I would like to know if it is possible to specialize the operator(): I would like to be able to call different variants of operator() at compile time. The code bellow provides an example of what is expected.

#include <vector>
#include <iostream>
#include <string>
#include <numeric>
#include <array>

enum OpSelector {stdOp, Op1, Op2};
typedef std::array<double, 3> vec;

template<class T, OpSelector S = stdOp>
class classA
{
public:

    classA() {}

    double operator()(const double& a, const T& b) const
    {
        return (a & b);
    }
};

// Default function
template<class T>
double operator&( const double& a, const T& b )
{
    std::cout << "Operation 0" << std::endl;
    return 0;
}

// Specialized function
template<>
double classA<vec, Op1>::operator()(const double& a, const vec& b) const
{
    std::cout << "Operation 1" << std::endl;
    return 1;
}

// Specialized function
template<>
double classA<vec, Op2>::operator()(const double& a, const vec& b) const
{
    std::cout << "Operation 2" << std::endl;
    return 2;
}

int main(int argc, char** argv)
{
    classA<vec> obj;
    vec v {1,2,3};
    obj(1.2, v); // works
    obj<Op1>(1.2, v); // Does not work

   return 0;
}

Is it possible to achieve this through specialization/ some other means?

CodePudding user response：

To make your example work, you have to move OpSelector template argument from the class template to the operator() function (which needs to be templated):

#include <vector>
#include <iostream>
#include <string>
#include <numeric>
#include <array>

enum OpSelector {stdOp, Op1, Op2};
typedef std::array<double, 3> vec;

template<class T>
class classA
{
public:
    classA() {}

    template <OpSelector S = stdOp>
    double operator()(const double& a, const T& b) const;
};

// Specialized function
template<>
template<>
double classA<vec>::operator()<stdOp>(const double& a, const vec& b) const
{
    std::cout << "Operation 0" << std::endl;
    return 1;
}

template<>
template<>
double classA<vec>::operator()<Op1>(const double& a, const vec& b) const
{
    std::cout << "Operation 1" << std::endl;
    return 1;
}

// Specialized function
template<>
template<>
double classA<vec>::operator()<Op2>(const double& a, const vec& b) const
{
    std::cout << "Operation 2" << std::endl;
    return 2;
}

int main(int argc, char** argv)
{
    classA<vec> obj;
    vec v {1,2,3};
    obj(1.2, v); // works
    obj.template operator()<Op1>(1.2, v);

    // prints
    // Operation 0
    // Operation 1

   return 0;
}

The downside to this solution is how the specialized operator() function has to be called (.template operator()<Op1>).

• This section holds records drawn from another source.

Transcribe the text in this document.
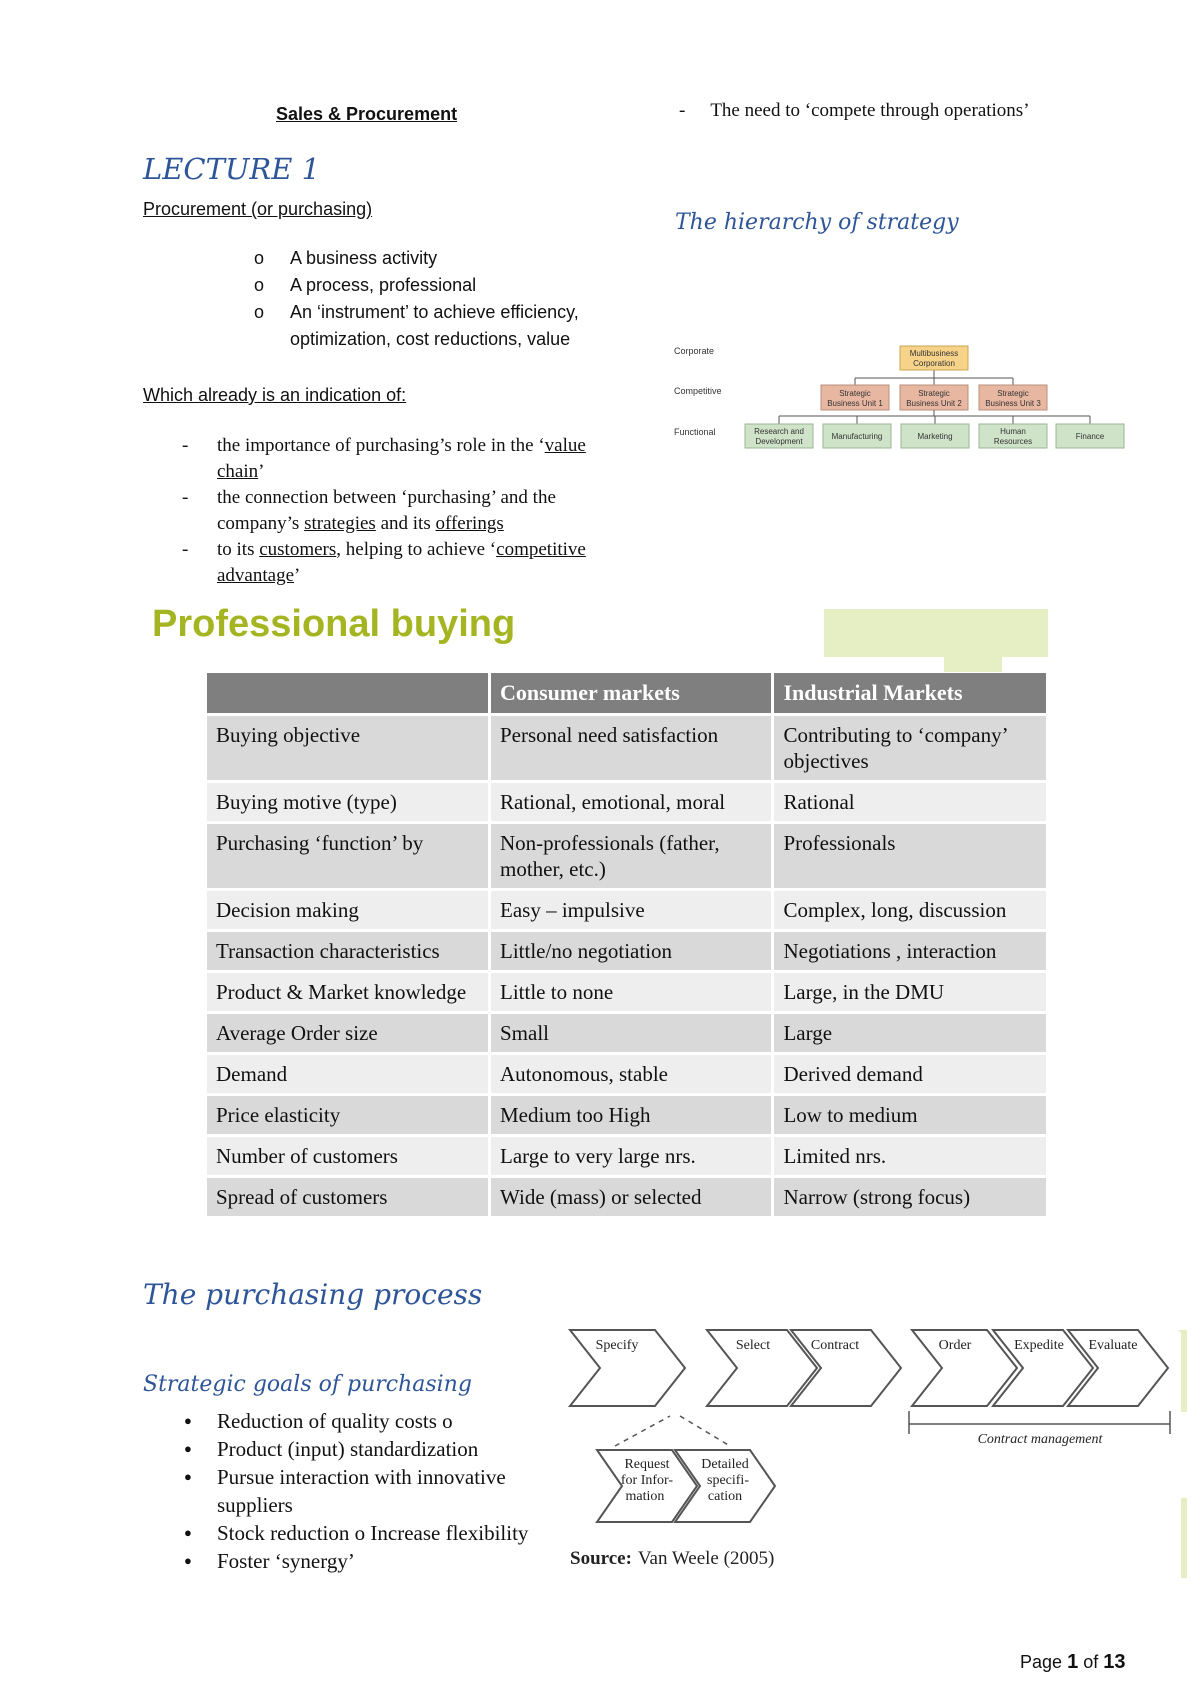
Sales & Procurement
LECTURE 1
Procurement (or purchasing)
o A business activity
o A process, professional
o An ‘instrument’ to achieve efficiency, optimization, cost reductions, value
Which already is an indication of:
- the importance of purchasing’s role in the ‘value chain’
- the connection between ‘purchasing’ and the company’s strategies and its offerings
- to its customers, helping to achieve ‘competitive advantage’
- The need to ‘compete through operations’
The hierarchy of strategy
Corporate
Competitive
Functional
Multibusiness
Corporation
Strategic
Business Unit 1
Strategic
Business Unit 2
Strategic
Business Unit 3
Research and
Development
Manufacturing	Marketing
Human
Resources
Finance
Professional buying
	Consumer markets	Industrial Markets
Buying objective	Personal need satisfaction	Contributing to ‘company’ objectives
Buying motive (type)	Rational, emotional, moral	Rational
Purchasing ‘function’ by	Non-professionals (father, mother, etc.)	Professionals
Decision making	Easy – impulsive	Complex, long, discussion
Transaction characteristics	Little/no negotiation	Negotiations , interaction
Product & Market knowledge	Little to none	Large, in the DMU
Average Order size	Small	Large
Demand	Autonomous, stable	Derived demand
Price elasticity	Medium too High	Low to medium
Number of customers	Large to very large nrs.	Limited nrs.
Spread of customers	Wide (mass) or selected	Narrow (strong focus)
The purchasing process
Specify	Select	Contract	Order	Expedite Evaluate
Request
for Infor-
mation
Detailed
specifi-
cation
Contract management
Source: Van Weele (2005)
Strategic goals of purchasing
● Reduction of quality costs o
● Product (input) standardization
● Pursue interaction with innovative suppliers
● Stock reduction o Increase flexibility
● Foster ‘synergy’
Page 1 of 13
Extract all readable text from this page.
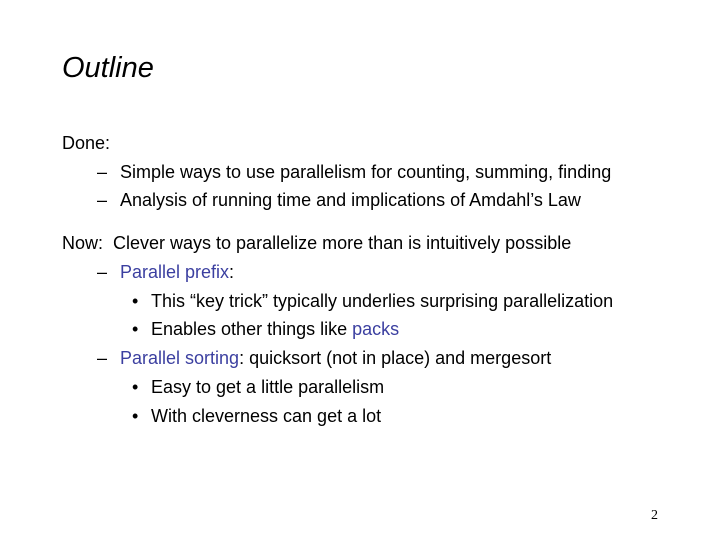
Outline
Done:
– Simple ways to use parallelism for counting, summing, finding
– Analysis of running time and implications of Amdahl’s Law
Now:  Clever ways to parallelize more than is intuitively possible
– Parallel prefix:
• This “key trick” typically underlies surprising parallelization
• Enables other things like packs
– Parallel sorting: quicksort (not in place) and mergesort
• Easy to get a little parallelism
• With cleverness can get a lot
2
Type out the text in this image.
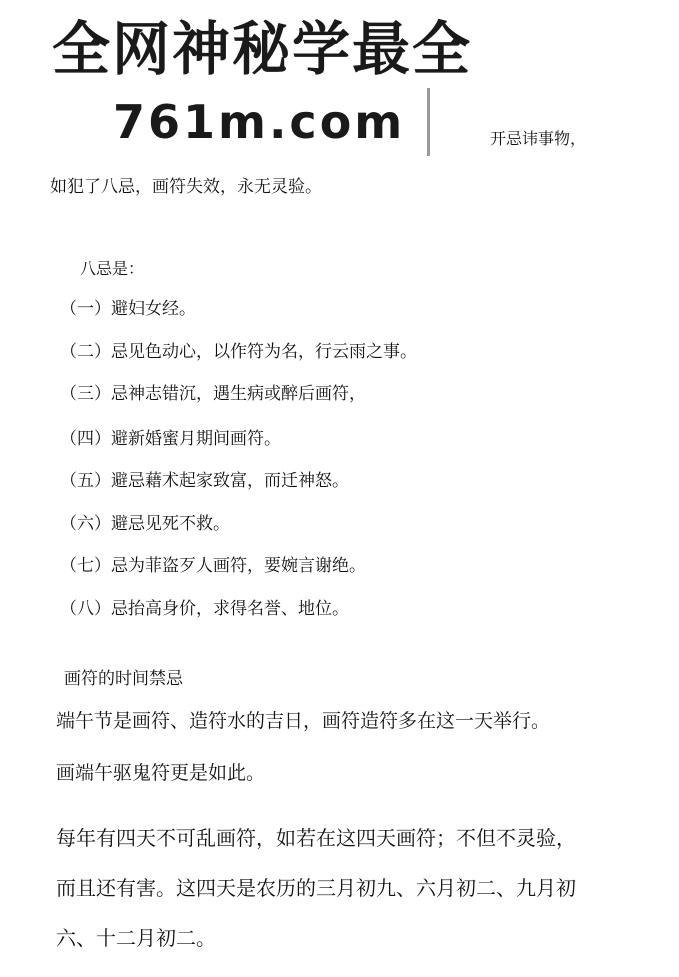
全网神秘学最全
761m.com	开忌讳事物，
如犯了八忌，画符失效，永无灵验。
八忌是：
（一）避妇女经。
（二）忌见色动心，以作符为名，行云雨之事。
（三）忌神志错沉，遇生病或醉后画符，
（四）避新婚蜜月期间画符。
（五）避忌藉术起家致富，而迁神怒。
（六）避忌见死不救。
（七）忌为菲盗歹人画符，要婉言谢绝。
（八）忌抬高身价，求得名誉、地位。
画符的时间禁忌
端午节是画符、造符水的吉日，画符造符多在这一天举行。
画端午驱鬼符更是如此。
每年有四天不可乱画符，如若在这四天画符；不但不灵验，
而且还有害。这四天是农历的三月初九、六月初二、九月初
六、十二月初二。
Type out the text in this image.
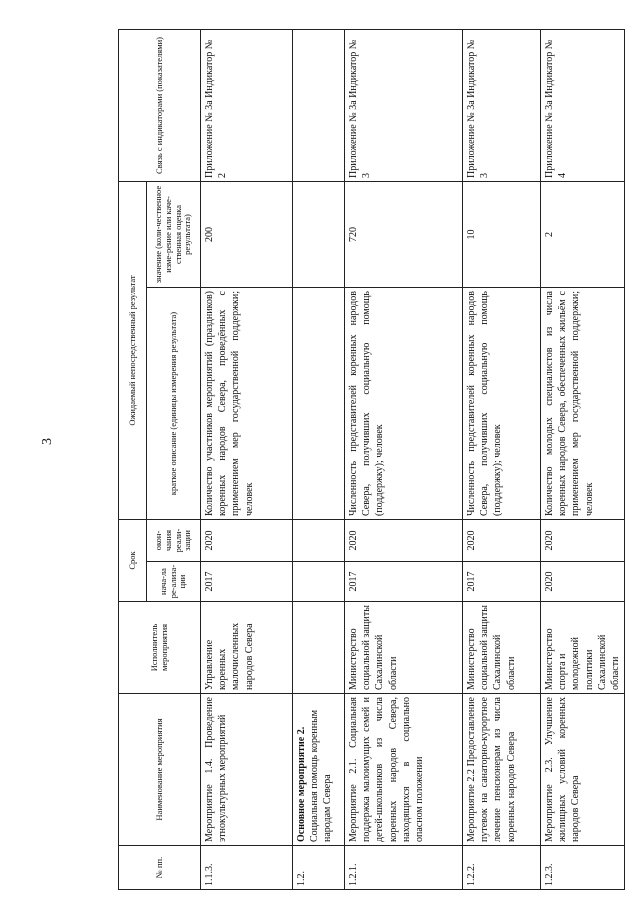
3
№ пп.	Наименование мероприятия	Исполнитель мероприятия	Срок		Ожидаемый непосредственный результат		Связь с индикаторами (показателями)
			нача-ла ре-ализа-ции	окон-чания реали-зации	краткое описание (единицы измерения результата)	значение (коли-чественное изме-рение или каче-ственная оценка результата)	
1.1.3.	Мероприятие 1.4. Проведение этнокультурных мероприятий	Управление коренных малочисленных народов Севера	2017	2020	Количество участников мероприятий (праздников) коренных народов Севера, проведённых с применением мер государственной поддержки; человек	200	Приложение № 3а Индикатор № 2
1.2.	Основное мероприятие 2. Социальная помощь коренным народам Севера						
1.2.1.	Мероприятие 2.1. Социальная поддержка малоимущих семей и детей-школьников из числа коренных народов Севера, находящихся в социально опасном положении	Министерство социальной защиты Сахалинской области	2017	2020	Численность представителей коренных народов Севера, получивших социальную помощь (поддержку); человек	720	Приложение № 3а Индикатор № 3
1.2.2.	Мероприятие 2.2 Предоставление путевок на санаторно-курортное лечение пенсионерам из числа коренных народов Севера	Министерство социальной защиты Сахалинской области	2017	2020	Численность представителей коренных народов Севера, получивших социальную помощь (поддержку); человек	10	Приложение № 3а Индикатор № 3
1.2.3.	Мероприятие 2.3. Улучшение жилищных условий коренных народов Севера	Министерство спорта и молодежной политики Сахалинской области	2020	2020	Количество молодых специалистов из числа коренных народов Севера, обеспеченных жильём с применением мер государственной поддержки; человек	2	Приложение № 3а Индикатор № 4
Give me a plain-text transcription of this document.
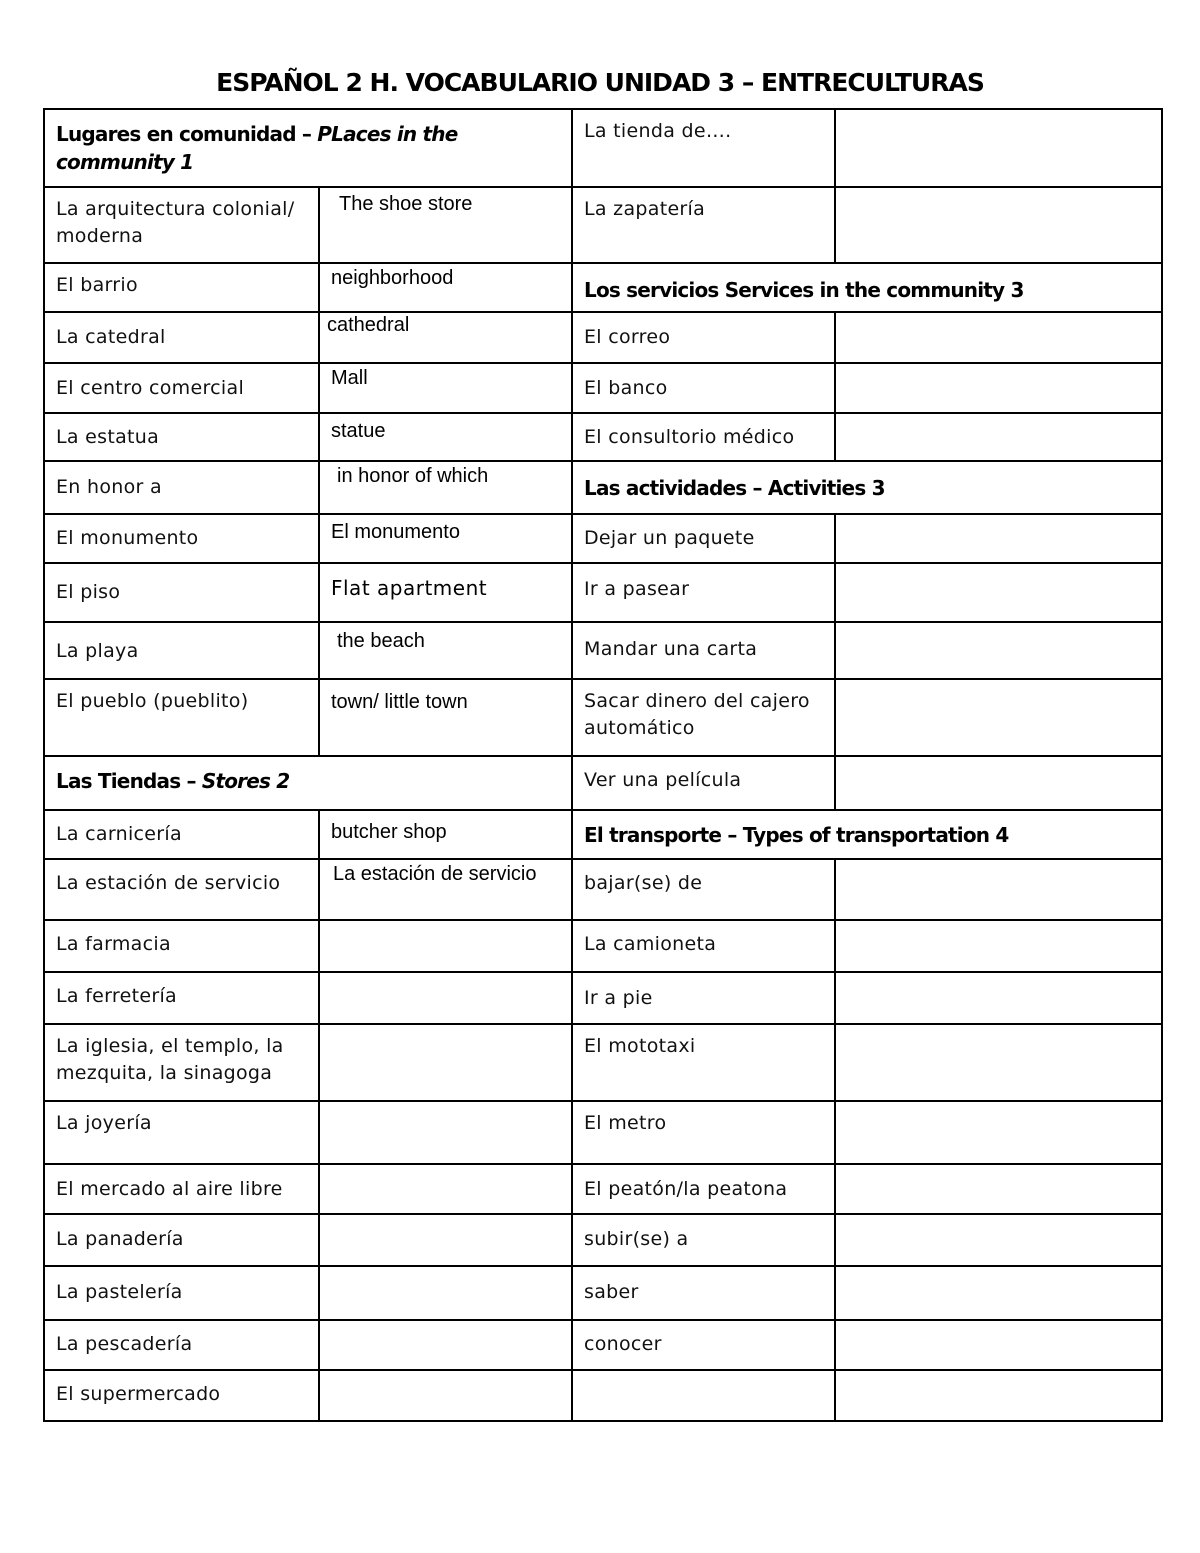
ESPAÑOL 2 H. VOCABULARIO UNIDAD 3 – ENTRECULTURAS
Lugares en comunidad – PLaces in the community 1		La tienda de….	

La arquitectura colonial/ moderna	The shoe store	La zapatería	

El barrio	neighborhood	Los servicios Services in the community 3	

La catedral	cathedral	El correo	

El centro comercial	Mall	El banco	

La estatua	statue	El consultorio médico	

En honor a	in honor of which	Las actividades – Activities 3	

El monumento	El monumento	Dejar un paquete	

El piso	Flat apartment	Ir a pasear	

La playa	the beach	Mandar una carta	

El pueblo (pueblito)	town/ little town	Sacar dinero del cajero automático	

Las Tiendas – Stores 2		Ver una película	

La carnicería	butcher shop	El transporte – Types of transportation 4	

La estación de servicio	La estación de servicio	bajar(se) de	

La farmacia		La camioneta	

La ferretería		Ir a pie	

La iglesia, el templo, la mezquita, la sinagoga		El mototaxi	

La joyería		El metro	

El mercado al aire libre		El peatón/la peatona	

La panadería		subir(se) a	

La pastelería		saber	

La pescadería		conocer	

El supermercado			
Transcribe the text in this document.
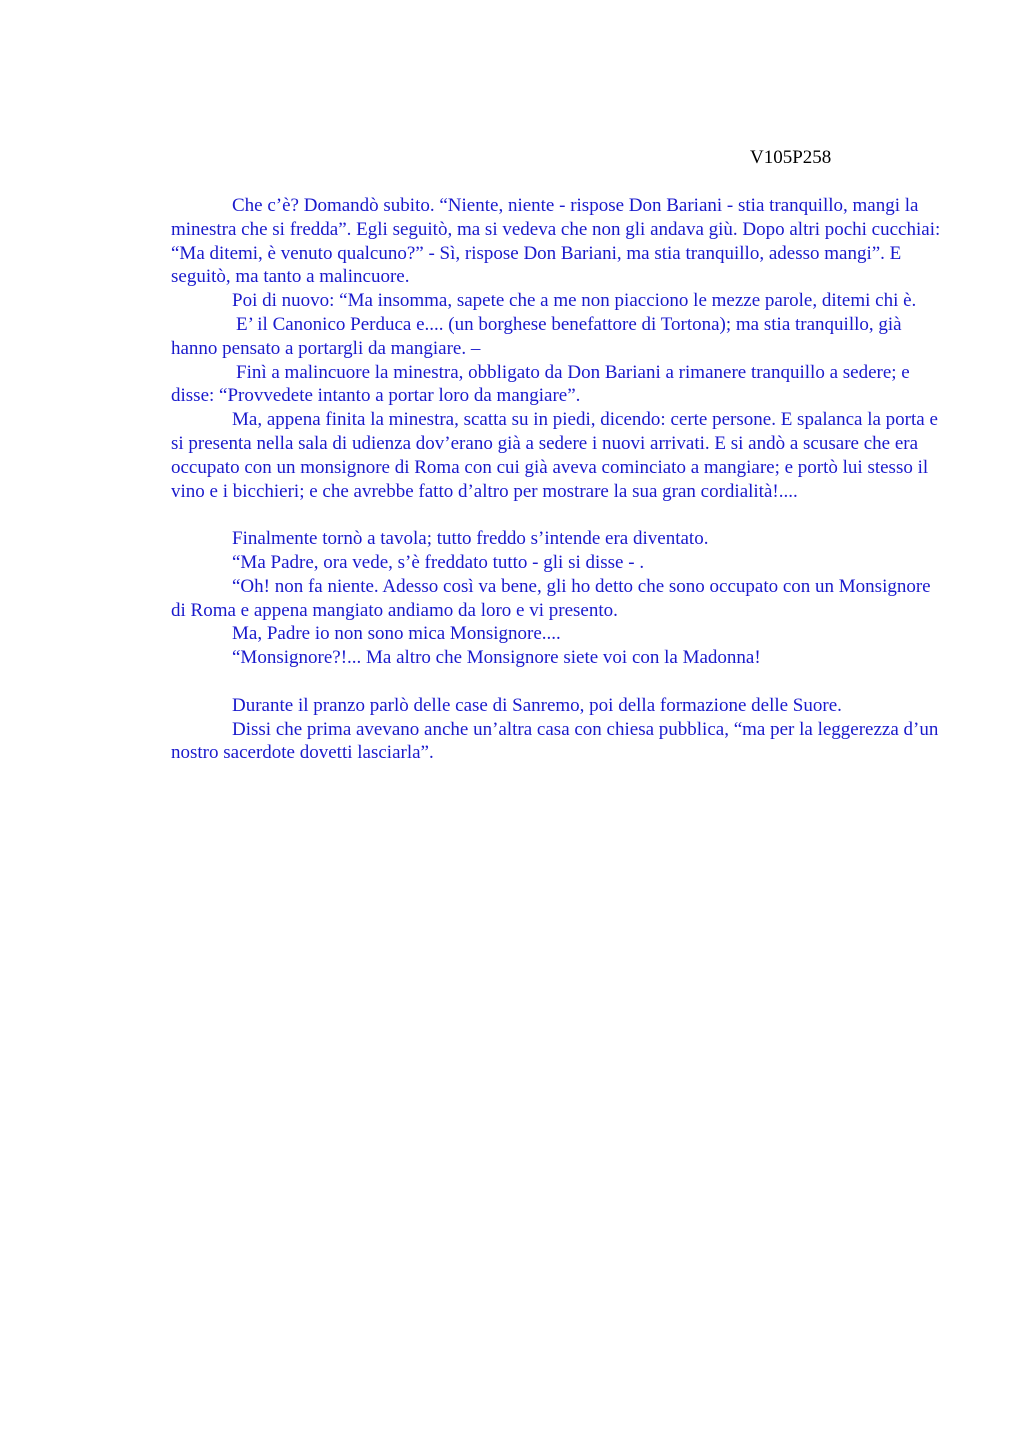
V105P258

Che c’è? Domandò subito. “Niente, niente - rispose Don Bariani - stia tranquillo, mangi la minestra che si fredda”. Egli seguitò, ma si vedeva che non gli andava giù. Dopo altri pochi cucchiai: “Ma ditemi, è venuto qualcuno?” - Sì, rispose Don Bariani, ma stia tranquillo, adesso mangi”. E seguitò, ma tanto a malincuore.

Poi di nuovo: “Ma insomma, sapete che a me non piacciono le mezze parole, ditemi chi è.

E’ il Canonico Perduca e.... (un borghese benefattore di Tortona); ma stia tranquillo, già hanno pensato a portargli da mangiare. –

Finì a malincuore la minestra, obbligato da Don Bariani a rimanere tranquillo a sedere; e disse: “Provvedete intanto a portar loro da mangiare”.

Ma, appena finita la minestra, scatta su in piedi, dicendo: certe persone. E spalanca la porta e si presenta nella sala di udienza dov’erano già a sedere i nuovi arrivati. E si andò a scusare che era occupato con un monsignore di Roma con cui già aveva cominciato a mangiare; e portò lui stesso il vino e i bicchieri; e che avrebbe fatto d’altro per mostrare la sua gran cordialità!....

Finalmente tornò a tavola; tutto freddo s’intende era diventato.

“Ma Padre, ora vede, s’è freddato tutto - gli si disse - .

“Oh! non fa niente. Adesso così va bene, gli ho detto che sono occupato con un Monsignore di Roma e appena mangiato andiamo da loro e vi presento.

Ma, Padre io non sono mica Monsignore....

“Monsignore?!... Ma altro che Monsignore siete voi con la Madonna!

Durante il pranzo parlò delle case di Sanremo, poi della formazione delle Suore.

Dissi che prima avevano anche un’altra casa con chiesa pubblica, “ma per la leggerezza d’un nostro sacerdote dovetti lasciarla”.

(You can play with this here: https://godbolt.org/z/rvGTWhjx1)

If you decide to use a named function instead of operator(), the calling syntax is closer to what you seem to have intended:

template<class T>
class classA
{
public:
    classA() {}
    template <OpSelector S = stdOp>
    double func(const double& a, const T& b) const;
};

template<>
template<>
double classA<vec>::func<stdOp>(const double& a, const vec& b) const
{
    std::cout << "Operation 0" << std::endl;
    return 1;
}

/* ... further specializations ... */

void test()
{
    classA<vec> obj;
    vec v {1,2,3};
    obj.func(1.2, v);
    obj.func<Op1>(1.2, v);
}

CodePudding user response：

S is a template parameter of the class not the operator so wont do what you want. Even if you do make the operator templated the syntax to call it would be really awkward: obj.template operator()<Op1>(1.2, v);, you'd be better of making a named function instead which you can then call how you want to, e.g: bj.foo<Op1>(1.2, v);:

#include <vector>
#include <iostream>
#include <string>
#include <numeric>
#include <array>

enum OpSelector {stdOp, Op1, Op2};
typedef std::array<double, 3> vec;

template<class T>
class classA
{
public:

    classA() {}

    template<OpSelector S = stdOp>
    double foo(const double& a, const T& b) const;
};

// Default function
template<>
template<>
double classA<vec>::foo<stdOp>( const double& a, const vec& b ) const
{
    std::cout << "Operation 0" << std::endl;
    return 0;
}

// Specialized function
template<>
template<>
double classA<vec>::foo<Op1>(const double& a, const vec& b) const
{
    std::cout << "Operation 1" << std::endl;
    return 1;
}

// Specialized function
template<>
template<>
double classA<vec>::foo<Op2>(const double& a, const vec& b) const
{
    std::cout << "Operation 2" << std::endl;
    return 2;
}

int main(int argc, char** argv)
{
    classA<vec> obj;
    vec v {1,2,3};
    obj.foo(1.2, v); // works
    obj.foo<Op1>(1.2, v); // Does not work

   return 0;
}

Note that unfortunately you can't specialise a member function of a templated class so you'd have to add explicit specialisations for each type T for stdOp.